We have a keen interest in topological phases of spin systems, not only for their intriguing mathematical structures but also for their practical capabilities such as dissipationless spin transport. For example, we demonstrated that bosonic topological phases can be realized in a Heisenberg ferromagnet with a spin-orbit coupling on the honeycomb lattice. At sufficiently low temperatures, where the magnet is ordered, the effective Hamiltonian for magnons is shown to be equivalent to the Haldane model for electrons, which is an archetype of Chern insulators characterized by chiral edge modes. At high temperatures, where the magnet is thermally disordered, the mean-field spinon band is shown to form a bosonic counterpart of the Kane-Mele model for a topological insulator. This work may trigger the search for topological phases in disordered magnets in addition to ordered ones, which forms a new research area and, for this reason, has been published in PRL.

As another example, we showed that antiferromagnets can become magnonic topological insulators with helical edge modes when they are subjected to a sufficiently strong electric- field-gradient, which exerts an effective magnetic field on magnons via the Aharonov-Casher (AC) effect and makes them form Landau levels. For further details, please see our PRB paper: [Phys. Rev. B 96, 224414 (2017)]. This work exemplifies an emerging field of antiferromagnet-based topological phases, which we will continue to work on in the future.

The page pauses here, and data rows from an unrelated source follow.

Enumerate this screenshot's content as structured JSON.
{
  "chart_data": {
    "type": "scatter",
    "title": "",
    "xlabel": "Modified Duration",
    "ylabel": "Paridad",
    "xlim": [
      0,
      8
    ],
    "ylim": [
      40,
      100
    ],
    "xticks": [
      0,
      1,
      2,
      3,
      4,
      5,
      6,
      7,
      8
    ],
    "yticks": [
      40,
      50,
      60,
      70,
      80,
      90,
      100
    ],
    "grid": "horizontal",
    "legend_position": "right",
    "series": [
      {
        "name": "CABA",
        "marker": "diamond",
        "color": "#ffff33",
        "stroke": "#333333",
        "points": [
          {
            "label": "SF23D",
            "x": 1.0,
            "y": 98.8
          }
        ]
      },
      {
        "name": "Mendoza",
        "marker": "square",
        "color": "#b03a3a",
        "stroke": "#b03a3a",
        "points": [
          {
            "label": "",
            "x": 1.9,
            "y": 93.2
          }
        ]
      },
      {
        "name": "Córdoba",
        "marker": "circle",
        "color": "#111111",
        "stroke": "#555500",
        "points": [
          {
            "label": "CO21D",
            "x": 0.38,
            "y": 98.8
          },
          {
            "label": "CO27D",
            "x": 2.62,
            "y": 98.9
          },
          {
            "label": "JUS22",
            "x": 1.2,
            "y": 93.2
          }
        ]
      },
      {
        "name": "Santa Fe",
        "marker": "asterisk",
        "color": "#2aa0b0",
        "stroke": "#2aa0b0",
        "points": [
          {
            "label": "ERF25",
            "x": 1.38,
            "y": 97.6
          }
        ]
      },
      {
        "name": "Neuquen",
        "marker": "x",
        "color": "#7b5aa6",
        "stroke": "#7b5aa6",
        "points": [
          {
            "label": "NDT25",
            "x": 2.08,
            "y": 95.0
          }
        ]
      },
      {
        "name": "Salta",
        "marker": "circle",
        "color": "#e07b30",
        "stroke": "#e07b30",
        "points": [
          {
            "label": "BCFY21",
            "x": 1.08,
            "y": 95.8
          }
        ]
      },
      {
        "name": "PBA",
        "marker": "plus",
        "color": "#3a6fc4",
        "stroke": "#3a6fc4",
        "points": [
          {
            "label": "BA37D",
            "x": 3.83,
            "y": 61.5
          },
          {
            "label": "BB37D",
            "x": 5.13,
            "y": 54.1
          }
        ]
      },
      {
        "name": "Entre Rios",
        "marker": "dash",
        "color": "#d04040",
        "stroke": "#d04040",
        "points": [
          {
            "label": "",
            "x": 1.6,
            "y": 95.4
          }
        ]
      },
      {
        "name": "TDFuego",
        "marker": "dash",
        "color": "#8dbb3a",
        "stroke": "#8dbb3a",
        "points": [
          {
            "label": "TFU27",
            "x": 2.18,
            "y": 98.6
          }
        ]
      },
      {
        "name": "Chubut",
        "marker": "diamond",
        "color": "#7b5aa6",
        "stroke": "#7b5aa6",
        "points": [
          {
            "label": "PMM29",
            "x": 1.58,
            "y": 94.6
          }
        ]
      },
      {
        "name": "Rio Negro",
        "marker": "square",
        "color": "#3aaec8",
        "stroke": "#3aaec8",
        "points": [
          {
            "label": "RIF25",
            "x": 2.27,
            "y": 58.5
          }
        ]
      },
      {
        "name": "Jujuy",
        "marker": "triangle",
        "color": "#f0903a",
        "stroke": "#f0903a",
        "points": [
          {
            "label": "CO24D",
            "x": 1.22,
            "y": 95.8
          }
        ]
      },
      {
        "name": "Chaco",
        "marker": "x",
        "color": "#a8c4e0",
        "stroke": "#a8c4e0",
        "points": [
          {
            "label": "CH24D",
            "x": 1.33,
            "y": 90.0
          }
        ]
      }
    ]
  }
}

Soliton-based metamaterials

Moving beyond understanding materials already existing in nature, there are ongoing theoretical and experimental efforts in creating artificial composite materials with useful functionalities, which are referred to as metamaterials. Since they can form exotic phases similar to natural materials and those phases can be manipulated on the level of elementary units called metaatoms, they provide an exciting venue to look for controllable topological phases. In particular, topological magnetic solitons can serve as a unique set of metaatoms with gyroscopic characteristics that are derived from constituent spins. Motivated by this idea, we considered a metamaterial composed of magnetic vortex disks on a honeycomb lattice, and found that the collective gyrotropic dynamics of vortex cores exhibit a topologically protected chiral edge mode. Furthermore, the chirality of the edge mode is determined by the polarity of vortices, which can be controlled easily by standard techniques in spintronics. This work opens a new field of soliton-based metamaterials. For further details, please see our PRL paper: [Phys. Rev. Lett. 119, 077204 (2017)].